Исмений Лорг возился недолго, и когда стол перед ним заполнили принесенные воинами свитки, старший квестор тяжело вздохнул. Он помнил все эти значки наизусть, но чтобы вычислить, отчего произошла ошибка, придется вновь вызывать разведчиков и вместе с Севером перепроверять все сведения…

– Посмотри: вот эта территория, между пересохшим руслом и Весенной; мы хотели встать здесь лагерем, и ты заверял, будто трезенов поблизости не обнаружено, –  Исмений обошел стол кругом и склонился над Илларием. –  Знаешь что? Давай-ка возьмем декаду или две и съездим,  займет всего дней двадцать. Уж больно мне любопытно…

Исмений был прав: проверить стоило. К тому же, одно дело – глаза и уши разведчиков-варваров, другое – собственные. «Вечно ищешь подвох там, где его нет», –   шутил Максим. Командир легиона придвинулся ближе, легко оперся на плечо Иллария, и старший квестор дернулся. Ну отчего он так глупо создан, отчего?! У него уже год никого не было, кроме Серхии, но куртизанка далеко, в Риер-Де, а с мужчинами не хотелось. Все они – совершенно не то, вот только в сны приходят, не спрашивая…

– Ну чего ты дрожишь, Илларий? – шепнул командир ему на ухо. –  Разберемся со всем быстро: куда ушли трезены и где еще раз ударят; и назад. Не бери свою палатку, я прикажу воинам взять «двойную», спать будем рядом…а жаловаться консулу на ошибку я не стану…

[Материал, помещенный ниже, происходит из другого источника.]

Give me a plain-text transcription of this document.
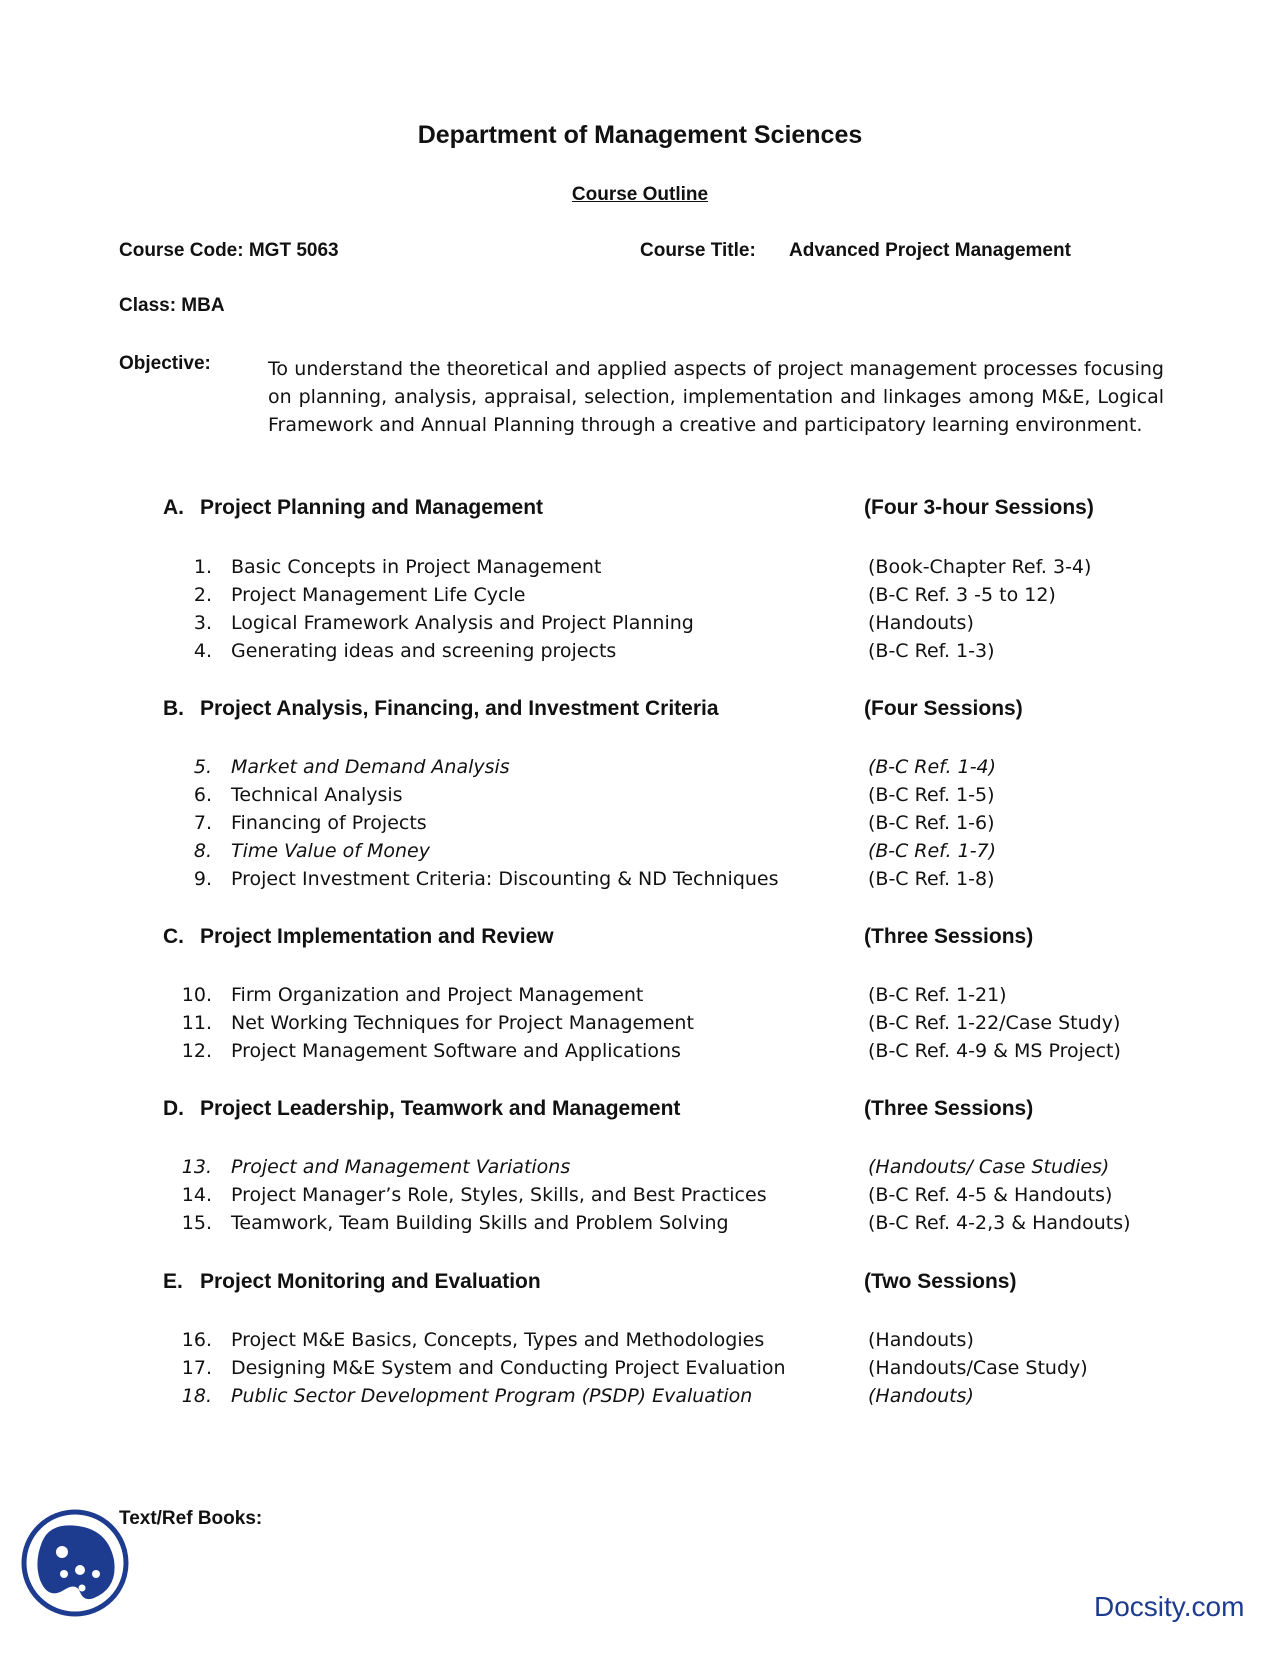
Department of Management Sciences
Course Outline
Course Code: MGT 5063	Course Title: Advanced Project Management
Class: MBA
Objective:	To understand the theoretical and applied aspects of project management processes focusing on planning, analysis, appraisal, selection, implementation and linkages among M&E, Logical Framework and Annual Planning through a creative and participatory learning environment.
A. Project Planning and Management	(Four 3-hour Sessions)
1. Basic Concepts in Project Management	(Book-Chapter Ref. 3-4)
2. Project Management Life Cycle	(B-C Ref. 3 -5 to 12)
3. Logical Framework Analysis and Project Planning	(Handouts)
4. Generating ideas and screening projects	(B-C Ref. 1-3)
B. Project Analysis, Financing, and Investment Criteria	(Four Sessions)
5. Market and Demand Analysis	(B-C Ref. 1-4)
6. Technical Analysis	(B-C Ref. 1-5)
7. Financing of Projects	(B-C Ref. 1-6)
8. Time Value of Money	(B-C Ref. 1-7)
9. Project Investment Criteria: Discounting & ND Techniques	(B-C Ref. 1-8)
C. Project Implementation and Review	(Three Sessions)
10. Firm Organization and Project Management	(B-C Ref. 1-21)
11. Net Working Techniques for Project Management	(B-C Ref. 1-22/Case Study)
12. Project Management Software and Applications	(B-C Ref. 4-9 & MS Project)
D. Project Leadership, Teamwork and Management	(Three Sessions)
13. Project and Management Variations	(Handouts/ Case Studies)
14. Project Manager’s Role, Styles, Skills, and Best Practices	(B-C Ref. 4-5 & Handouts)
15. Teamwork, Team Building Skills and Problem Solving	(B-C Ref. 4-2,3 & Handouts)
E. Project Monitoring and Evaluation	(Two Sessions)
16. Project M&E Basics, Concepts, Types and Methodologies	(Handouts)
17. Designing M&E System and Conducting Project Evaluation	(Handouts/Case Study)
18. Public Sector Development Program (PSDP) Evaluation	(Handouts)
Text/Ref Books:
Docsity.com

Не успел Илларий представить, как они будут спать вдвоем, как гул голосов прервал невеселые раздумья. Исмений Лорг был красив, приятен в общении, но желания вызывал – ровно бронзовая табуретка. Дурак! Давно пора завести любовника, иначе от наваждения не избавиться. Жрецы правы: мужчине нужен мужчина, хотя б иногда, недаром придуман Ка-Инсаар… и уж лучше спать с Исмением, чем… ну конечно, наглый лонг не придумал ничего лучше, чем ввалиться в зал впереди консула и остальных квесторов, и при виде Астигата у Иллария даже пальцы на ногах поджались. Отчего-то он ждал, что Север будет в той же алой с золотом тунике, что и во сне, но на варваре оказалась обычная рубаха из светлой шерсти, перехваченная на талии широким кожаным поясом,  и высокие сапоги. Осталось лишь быстро опустить глаза, но Илларий тут же об этом пожалел – золотистый пушок на коленях Севера никогда не способствовал душевному равновесию старшего квестора. Илларий с досадой повел плечом, освобождаясь от руки Лорга, и встал перед Максимом. Сейчас он избавится от всех них разом, потому что поедет в разведку сам!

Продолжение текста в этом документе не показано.